William J. and the Stolen Name
Will paced outside, watching the moonlight flick from one puddle to another in the alley behind Smithe’s. It had been exactly eight hours and twenty-five minutes since he had last allowed himself to pee, and when this exact number became eight hours and twenty-six minutes, he couldn’t help himself any longer.
“Hurry up!” he whispered. He wasn’t sure if he spoke at the right volume. Part of him calculated that a voice of his timbre could resonate far enough for his partner to hear, but not far enough for anyone else – namely anyone who could threaten the security of their operation.
Smithe’s was the last shop at the end of Greenwood street in their hometown, and he had remembered passing by it in elementary school every day. The long, barely maintained street was one notch away from being a dirt road, and Smithe’s looked as if it hadn’t been repaired since it’s grand opening forty-years earlier. Even the lettering of the building was beautiful – an old calligraphic script that read Smithe’s across the top. William especially liked the curve in the letter e and how it complimented the flourish in the S.
The owner had rationalized that the building was a pharmacy, and that a family-owned pharmacy should have a specific, conservative look to honor the town’s past. William thought the man was an idiot, but the pharmacist’s alleged idiocy was inconsequential to tonight’s success. He wasn’t even named Smithe, thought William. He wondered where the man had stolen the name from in the first place.
When he was a child, he would walk past the letters and trace the air with his fingers. He would count the letters and use each one to spell different words in his head, which was right around the time he learned the words anagram and palindrome. His favorite rearrangements were:
The last one made him think of a woman, a den of thieves, and a very funny German swear his grandfather had taught him.
It was in those moments when he was rearranging letters and calculating new possibilities that he felt most comfortable in the world, most at home, and suddenly all those moments when people had treated him as if he was different, strange, or stupid melted away. He felt at those times like he was actually very much like other people, despite the fact that most people treated him otherwise.
Eight hours and twenty-seven minutes. Will climbed the ladder to the top of the shop to see if Reed had taken the right equipment.
“Is it done?” he asked. “Have you got it.”
“Two minutes,” said Reed, putting the last of the tools away. “This is illegal work, but it still takes time.” Reed looked up for a moment, seeing a look of disbelief in Will’s face.
“What is it now?” he asked Will.
“My bladder will explode.”
“That’s your fault. You and your rules about using the bathroom before a job.”

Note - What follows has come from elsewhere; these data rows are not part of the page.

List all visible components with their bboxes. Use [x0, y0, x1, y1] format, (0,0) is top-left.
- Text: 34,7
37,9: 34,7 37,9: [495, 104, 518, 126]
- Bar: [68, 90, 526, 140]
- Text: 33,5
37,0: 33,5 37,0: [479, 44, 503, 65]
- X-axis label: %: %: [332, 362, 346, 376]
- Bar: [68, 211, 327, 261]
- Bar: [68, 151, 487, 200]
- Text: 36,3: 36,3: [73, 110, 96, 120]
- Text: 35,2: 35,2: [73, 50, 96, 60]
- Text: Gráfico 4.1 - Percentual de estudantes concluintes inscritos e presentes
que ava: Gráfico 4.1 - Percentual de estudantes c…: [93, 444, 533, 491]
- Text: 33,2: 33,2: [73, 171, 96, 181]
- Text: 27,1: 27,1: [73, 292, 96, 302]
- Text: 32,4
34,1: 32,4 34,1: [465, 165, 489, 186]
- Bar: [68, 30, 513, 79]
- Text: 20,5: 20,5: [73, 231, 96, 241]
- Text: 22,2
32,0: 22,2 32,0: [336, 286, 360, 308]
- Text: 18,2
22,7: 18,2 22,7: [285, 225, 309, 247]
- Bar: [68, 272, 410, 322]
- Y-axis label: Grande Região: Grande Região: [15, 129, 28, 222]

Will crossed his arms, teetering back and forth before sitting on the edge of the building, his feet tucked in and facing Reed. “You act like I do this all the time.”
“You do it before tests,” said Reed. “And before interviews, and before important conversations. And I’m sure you did it last week before talking to those girl’s at Kelly’s”

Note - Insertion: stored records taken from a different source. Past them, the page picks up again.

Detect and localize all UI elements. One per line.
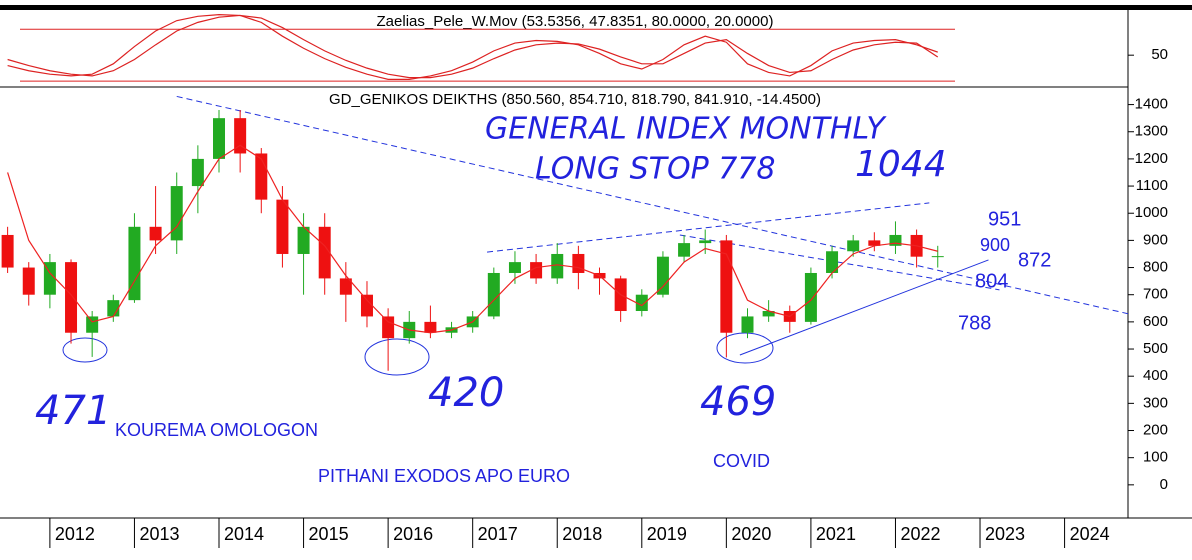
x-tick-label: 2013: [139, 524, 179, 544]
candle-body: [234, 118, 247, 154]
y-tick-label: 1300: [1135, 123, 1168, 140]
x-tick-label: 2019: [647, 524, 687, 544]
y-tick-label: 200: [1143, 421, 1168, 438]
candle-body: [339, 278, 352, 295]
ellipse: [364, 338, 430, 376]
candle-body: [635, 294, 648, 312]
candle-body: [170, 186, 183, 241]
trend-line: [739, 259, 989, 356]
ellipse: [716, 332, 774, 364]
x-tick-label: 2024: [1070, 524, 1110, 544]
y-tick-label: 1200: [1135, 150, 1168, 167]
y-tick-label: 300: [1143, 394, 1168, 411]
candle-body: [191, 158, 204, 187]
candle-body: [868, 240, 881, 246]
candle-body: [678, 243, 691, 257]
candle-body: [656, 256, 669, 295]
x-tick-label: 2023: [985, 524, 1025, 544]
candle-body: [572, 253, 585, 273]
x-tick-label: 2014: [224, 524, 264, 544]
osc-line: [7, 14, 939, 79]
x-tick-label: 2021: [816, 524, 856, 544]
osc-line: [7, 13, 938, 80]
x-tick-label: 2016: [393, 524, 433, 544]
trend-line: [176, 95, 1129, 315]
trend-line: [486, 202, 930, 253]
y-tick-label: 50: [1151, 46, 1168, 63]
annotation: 1044: [855, 144, 947, 185]
x-tick-label: 2020: [731, 524, 771, 544]
annotation: PITHANI EXODOS APO EURO: [318, 466, 570, 486]
x-tick-label: 2018: [562, 524, 602, 544]
candle-body: [551, 253, 564, 279]
candle-body: [22, 267, 35, 295]
annotation: KOUREMA OMOLOGON: [115, 420, 318, 440]
annotation: 469: [700, 379, 776, 425]
x-tick-label: 2022: [900, 524, 940, 544]
candle-body: [213, 118, 226, 159]
osc-title: Zaelias_Pele_W.Mov (53.5356, 47.8351, 80…: [377, 13, 774, 30]
candle-body: [487, 272, 500, 317]
candle-body: [720, 240, 733, 333]
candle-body: [149, 226, 162, 241]
y-tick-label: 700: [1143, 286, 1168, 303]
annotation: 788: [958, 312, 991, 334]
candle-body: [699, 240, 712, 244]
annotation: LONG STOP 778: [535, 152, 776, 187]
moving-average: [7, 144, 938, 334]
trend-line: [679, 234, 1000, 291]
annotation: 804: [975, 270, 1008, 292]
candle-body: [508, 262, 521, 273]
candle-body: [86, 316, 99, 333]
candle-body: [804, 272, 817, 322]
annotation: 872: [1018, 249, 1051, 271]
ellipse: [62, 337, 108, 363]
annotation: 951: [988, 208, 1021, 230]
annotation: 471: [35, 388, 111, 434]
x-tick-label: 2015: [309, 524, 349, 544]
y-tick-label: 500: [1143, 340, 1168, 357]
annotation: GENERAL INDEX MONTHLY: [485, 112, 887, 147]
candle-body: [297, 226, 310, 254]
candle-body: [847, 240, 860, 252]
candle-body: [741, 316, 754, 333]
candle-body: [360, 294, 373, 317]
candle-body: [128, 226, 141, 301]
candle-body: [255, 153, 268, 200]
y-tick-label: 800: [1143, 259, 1168, 276]
candle-body: [826, 251, 839, 273]
x-tick-label: 2012: [55, 524, 95, 544]
candle-body: [889, 234, 902, 246]
candle-body: [530, 262, 543, 279]
x-tick-label: 2017: [478, 524, 518, 544]
y-tick-label: 1000: [1135, 204, 1168, 221]
main-title: GD_GENIKOS DEIKTHS (850.560, 854.710, 81…: [329, 91, 821, 108]
y-tick-label: 1100: [1136, 177, 1168, 194]
annotations: GENERAL INDEX MONTHLY LONG STOP 778 1044…: [35, 112, 1051, 486]
candle-body: [424, 321, 437, 333]
annotation: COVID: [713, 451, 770, 471]
y-tick-label: 0: [1160, 476, 1168, 493]
candle-body: [43, 262, 56, 295]
candle-body: [382, 316, 395, 339]
annotation: 900: [980, 235, 1010, 255]
top-bar: [0, 5, 1192, 10]
annotation: 420: [428, 370, 504, 416]
y-tick-label: 1400: [1135, 96, 1168, 113]
y-tick-label: 900: [1143, 231, 1168, 248]
candle-body: [1, 234, 14, 268]
candle-body: [65, 262, 78, 333]
candle-body: [276, 199, 289, 254]
y-tick-label: 600: [1143, 313, 1168, 330]
y-tick-label: 400: [1143, 367, 1168, 384]
candle-body: [762, 311, 775, 317]
y-tick-label: 100: [1143, 449, 1168, 466]
candle-body: [318, 226, 331, 279]
candle-body: [931, 256, 944, 258]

“I like the pressure,” said Will. “It makes me think.”
“It makes you nervous,” said Reed.
Will watched as Reed packed up the last bag. There were eight bags altogether, some of which would fit into the two larger backpacks that Reed and Will could carry respectively. They had planned it so that if someone saw them walking down the street, they would look like two boys returning home from college, which was in fact what they were. But this week, it was Will’s birthday, and Will rarely asked for anything. Reed was happy to oblige. He tied up the last sack.
“Why don’t you just pee behind that dumpster.”
“That’s illegal,” said Will. “And immoral.”
Reed opened his arms as if to point at all the bags around him.
“Well,” said Will. “I’d rather wait.”
With the last of their loot packed away, the two of them made their way down the street, careful not to call any attention to themselves. When they made it to Will’s parent’s place, up the stairs, past his parent’s bedroom, past his old childhood bedroom and into the attic, they began to unpack their spoils.
He laid each bag out in front of him across the floor as if they were presents on Christmas Day. While he unwrapped each one, his heart raced more and more. There they were, each one beautiful in its own way. He read them: S m i t h e ‘ s. He could arrange them into any word he wanted, he could look at them whenever he felt alone, and when the world was unbelievable crazed with some new fashion, or person, or phase, he could find order here. He was so relieved.
And he knew now why so many people around him had their obsessions – his father and mother with their TV programs, his brothers with their football fantasies and baseball collections, and even those long lost connections who rearranged the people in their lives to fit into their own doll-house inspired realities. Now he could do the same, just once-in-awhile in the attic, or in the dorm if he ever figured out how to sneak these letters back to school. But most of all, now that they were home and the job was done, he could use the washroom.